Joined: Nov 28, 2005
Posts: 299
Location: Near Frankfurt/M. Germany

PostPosted: Wed Feb 22, 2006 12:12 pm    Post subject:

As far as german law is concerned, I today found this http://www.ifross.de/ifross_html/art3.html. The page says roughly translated: In Germany the whole Numbers 11 and 12 of GPL are NOT working, because parts of them contradict german law: one can not as in USA exclude all guarante and liability. The GPL-formula "TO THE EXTEND PERMITTED BY LAW" (and similar) is not in force in Germany.

Such, as far as I understood, in Germany other than in USA the usual german "AGB"-Law (and related) is in force INSTEAD of GPLs Numbers 11 and 12 AS A WHOLE. BUT: As free-of-charge downloads of software can be seen as kind of "gifts", the guarantee and liability seem to be restricted to cases of "grober Fahrlässigkeit" (is "heavy" or "rough negligence" the correct US-law term?) respective "arglistigem Verschweigen von Programmängeln" (I dont know the correct english terms, but could be sth like "deceitful conceal of faults").
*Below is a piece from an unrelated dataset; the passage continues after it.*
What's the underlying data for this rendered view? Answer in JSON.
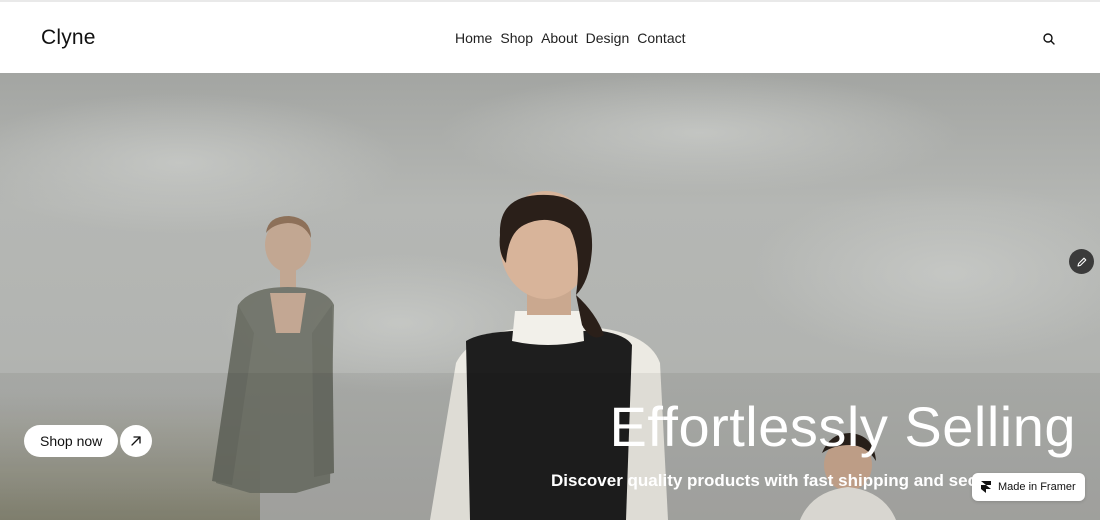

That means: If one knew his/her software was extremely buggy AND DID NOT state it for downloaders/customers, one would be liable for the results. (As far as I can see not given for Neo, because it works and because everywhere Patrick talks about possible bugs), and second: If e.g. you rushed out untested versions without saying "it is not tested" ... and thelike.
So as far as I understood, there seems to be nothing to worry about, although we can not work with all passages of GPL in Germany (cave: IF the site I found is correct).

There seems to be some reason to think about the international law problems and GPL nonetheless (again if the site is stating correct things): We can as far as I understood not argue, US law is applicable to German versions (MS and others can't either). German law seems to say: If a big part of a deal has connections with Germany (wich seems to be given when a German resident downloads a German version of Neo - without regards where the server resides) and German residents are involved, German law is applicable. (I hope I translated the sense well enough) And, as stated above, German law rules out GPLs Nr 11 and 12.

As far as support in German is concerned: The cited site does not explicitly say anything about it. But if situation is similar for support as for software and its dls, the same rules should apply. So lets not say "we do not know everything and our hints cannot be wrong" and let us not give risky hints and advices (such as "delete your hard disk" or thelike:D as long as it is not REALLY recommended) ...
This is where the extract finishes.